Yardi’s studies, though, suggest that rent growth has slowed considerably in a few metros. What is going on in those cities?

What we see is a small softening in [rents] in terms of discretionary [renters of typically higher-end apartments], the people who can afford to buy, but choose to rent. We see that some of that has softened a little bit in some markets. We see transmigration patterns from the Northeast to the South, as aging occurs in some of the Northeast markets. You see people moving to markets where you have lower costs. On a median income that is lower, you can have housing much more readily, especially in the Southeast or the Southwest.

So, in other words, some cities have seen an exodus of people and that has softened demand in some cities?

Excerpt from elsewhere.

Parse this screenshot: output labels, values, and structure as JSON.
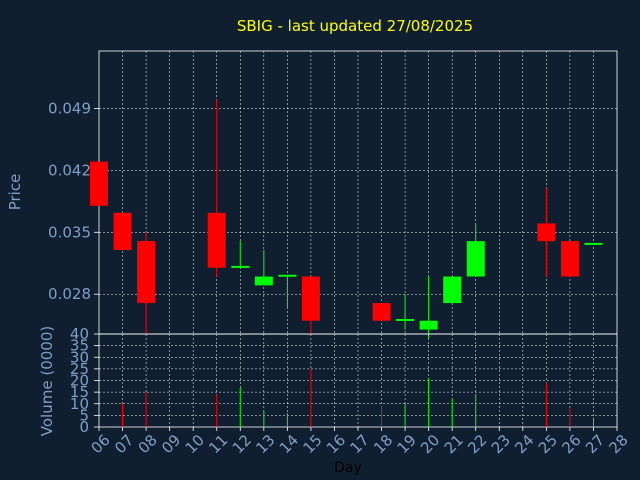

It could be, but in a place like New York or the San Francisco Bay area, they do have rent controls. So there is an artificial dampening, if you will, of rent growth based off of [government] policy.

You have mentioned before there has been quite a bit of building nationwide in the upper rent tiers, but a shortage of affordable apartments. Do you see that changing?

Not really, because with what you look at, it just doesn’t pencil out to be able to make an investment worthwhile, to take and build for affordable housing. You obviously need there to be a [government] stipend. What you see is a lot of people working within city governments, state governments, county governments that are looking to try and interact with [policymakers] to increase housing. Our position is such that the rate of return for affordable-type housing [absent government support] just doesn’t provide the fiduciary metrics that one would be looking for.  

What is your longer-run outlook for rental rates?

A continued increase. Each market will be different. There is a cycle that nobody can predict exactly. There will be downturns in the economic cycle, but nevertheless, that would have an insignificant impact in terms of rental rates. Again, it gets back to one of the primary needs of people is housing. How do they react to that? Where do they go? Do they rent? Do they buy? We don’t see any major national policy changes that would affect [the rental market] significantly. We think rental rates, and the rental market, will continue to be bullish.

The economy is doing incredibly well now, but what happens to the apartment market if we see a downturn?

It certainly would affect everybody, the home-purchase market as well as the rental market. You would see the market reacting. You would see people doubling up, getting roommates. Unless Fannie Mae and Freddie Mac were doing something dramatically different than they were today, I think you would have a much more dramatic impact on the single-family [home-purchase market] than on the [rental] side. I am not saying it is going to be to the degree that the 2008 [meltdown] was. If the economy slows, it certainly would be an inhibitor to homeownership.